James Gorry is a picture restorer and art dealer and owns the Gorry Gallery, 20 Molesworth Street, Dublin 2. He holds regular exhibitions of 18th-21st century Irish paintings; buys and sells Irish paintings on commission; sources period gilt frames; and provides a specialist service for the cleaning and restoration of oil paintings. He is the third generation to work in the family business established 120 years ago (originally in premises on Upper Ormond Quay) by his grandfather James J Gorry and has followed in the footsteps of his late father, also James.
What's your background?
I was born in Dublin and lived with my parents and sister in Grafton Street for the first 20 years of my life. We lived in a flat at the top of a building –70 steps up – overlooking the side entrance to Jammet's Restaurant on Adam Court.
It was tough on my mother having to get a pram up and down those stairs, and on the coalmen who had to carry up the sacks on their backs. My father always tipped them well.
Living in the city was wonderful and St Stephen’s Green was our garden. I went to the Theatre Royal every Sunday night. I attended Clarendon Street National School, then the Catholic University School, Leeson Street, and later the National College of Art.
I married Thérèse – who helps me to run the Gorry Gallery – and we have one son, James, who trained with us in the business but now lives in Australia, and one daughter, Aisling, who is a school teacher in Dublin.
How did you get into the business and why?
I was always drawing and painting as long as I can remember and spent a lot of my childhood in my late father's studio and gallery. I left CUS [the Catholic University School] in Leeson Street when I was 15 years old to study at night in the National College of Art. I worked by day in my father's studio on Molesworth Street as an apprentice picture restorer and art dealer.
My father had worked for 18 years as a restorer in London, having first studied at the Metropolitan School of Art in Dublin, and was an accomplished painter who exhibited at the Royal Hibernian Academy.
On his return from London in 1939, he teamed up with his father at our present premises in Molesworth Street. I have a portrait of my grandfather painted by my father in 1923.
Career highlights?
The rediscovery of Market Day, Finistère by Harry Jones Thaddeus RHA, which was exhibited at the Paris Salon in 1882, was memorable. Unseen since then, I restored it and it was shown in our 1986 exhibition, where it was purchased by the National Gallery of Ireland.
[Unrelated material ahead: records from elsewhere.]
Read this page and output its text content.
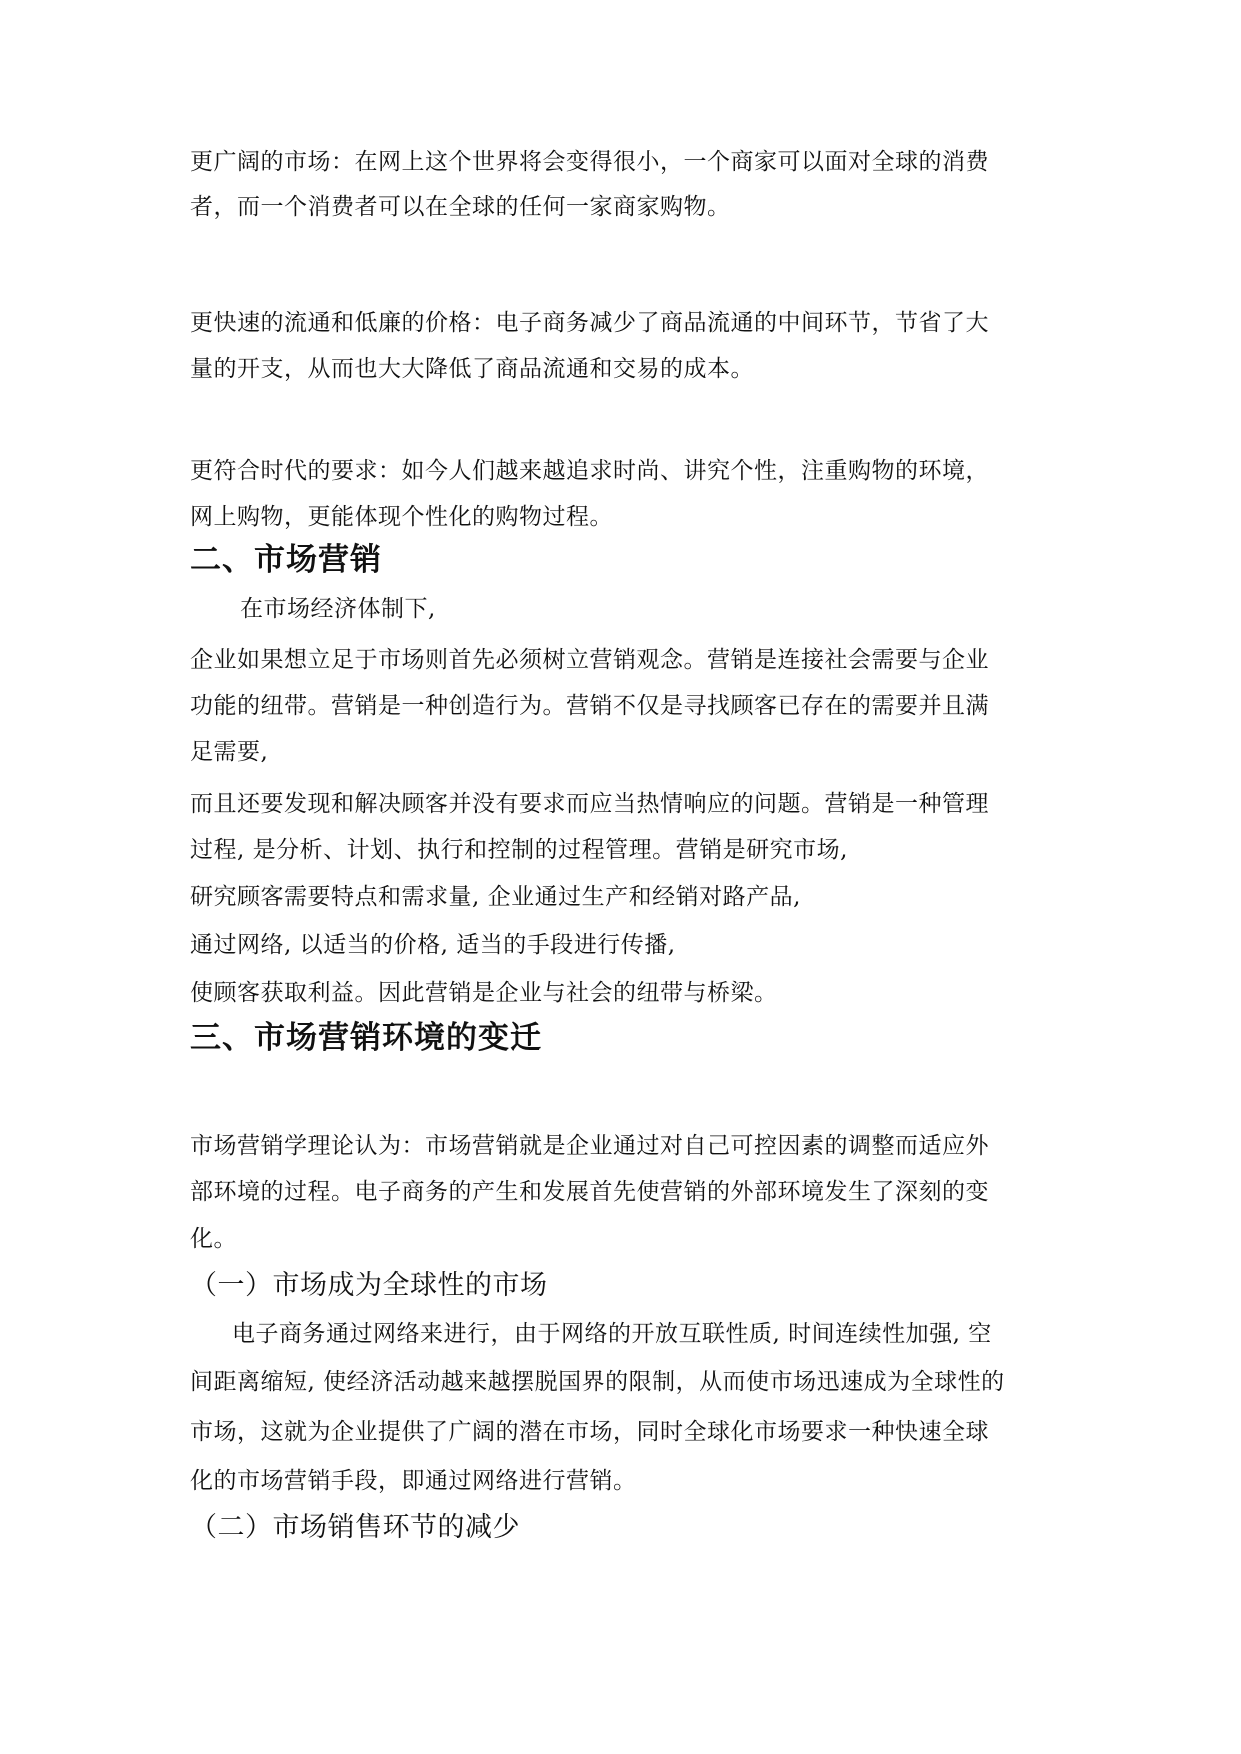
更广阔的市场：在网上这个世界将会变得很小，一个商家可以面对全球的消费
者，而一个消费者可以在全球的任何一家商家购物。
更快速的流通和低廉的价格：电子商务减少了商品流通的中间环节，节省了大
量的开支，从而也大大降低了商品流通和交易的成本。
更符合时代的要求：如今人们越来越追求时尚、讲究个性，注重购物的环境，
网上购物，更能体现个性化的购物过程。
二、市场营销
在市场经济体制下,
企业如果想立足于市场则首先必须树立营销观念。营销是连接社会需要与企业
功能的纽带。营销是一种创造行为。营销不仅是寻找顾客已存在的需要并且满
足需要,
而且还要发现和解决顾客并没有要求而应当热情响应的问题。营销是一种管理
过程, 是分析、计划、执行和控制的过程管理。营销是研究市场,
研究顾客需要特点和需求量, 企业通过生产和经销对路产品,
通过网络, 以适当的价格, 适当的手段进行传播,
使顾客获取利益。因此营销是企业与社会的纽带与桥梁。
三、市场营销环境的变迁
市场营销学理论认为：市场营销就是企业通过对自己可控因素的调整而适应外
部环境的过程。电子商务的产生和发展首先使营销的外部环境发生了深刻的变
化。
（一）市场成为全球性的市场
电子商务通过网络来进行，由于网络的开放互联性质, 时间连续性加强, 空
间距离缩短, 使经济活动越来越摆脱国界的限制，从而使市场迅速成为全球性的
市场，这就为企业提供了广阔的潜在市场，同时全球化市场要求一种快速全球
化的市场营销手段，即通过网络进行营销。
（二）市场销售环节的减少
Some 28 years later in Sweden, we discovered the companion Salon exhibit by Thaddeus, The Friends of the Model – no image or description of which existed – showing the artist in his Concarneau studio painting the same model as in Market Day, Finistère. I restored it and exhibited it in our 2014 exhibition. Both works are in the National Gallery of Ireland collection.
We have repatriated many Irish works of art from around the world and we are proud of the fact that many of them are now in public institutions on view to the Irish people.
We have sold paintings to – among others – the National Gallery of Ireland, the Ulster Museum, Crawford Art Gallery in Cork, the Office of Public Works, the National Gallery of Scotland, Boston College, Ireland's Great Hunger Museum in Quinnipiac [Connecticut] and the Abbey Theatre.
What advice would you give collectors/investors?
I believe in the traditional aesthetic of collecting, rather than investing, and encourage collectors to buy paintings which give them pleasure. Real quality stands the test of time and endures beyond changing trends in taste.
Painting is a craft. The brush work should be studied carefully, learning to recognise the hand of the artist without relying on a signature.
Good condition is essential, and the original frame desirable. Social and political injustice in 19th-century Ireland was seldom portrayed by native painters but mostly by visiting artists such as the American Howard Helmick and the Scot Erskine Nicol. Their paintings of traditional Irish rural interiors – a record of the life and customs of our ancestors – can still be bought for a fraction of the cost of a minor Paul Henry painting. Topographical views – an invaluable part of our heritage – are also always sought after, regardless of who painted them, and can often be acquired for very modest sums. We'll have various examples for sale in our autumn exhibition.
What do you personally collect and why?
I collect 18th-20th century paintings, bronzes and furniture in keeping with the 1830s house which I live in.
What would you buy if money were no object?
I am happy with my modest collection and I have no desire to acquire a priceless work of art. However, if money was no object, I would set up a not-for-profit programme to support struggling Irish artists and their families.
What's your favourite work of art and why?
James Arthur O'Connor's masterpiece, A Thunderstorm: The Frightened Wagoner, 1832 [National Gallery of Ireland]. This poignant work mirrors his difficult life in his portrayal of the wagoner, frightened and alone.
This scene takes place in a wild Wicklow landscape where the artist sought solace after unsuccessful forays out of Ireland in order to earn a living. He died in London in 1841 in a state of distress, leaving his widow and family destitute. Today, his paintings are much admired and sought-after.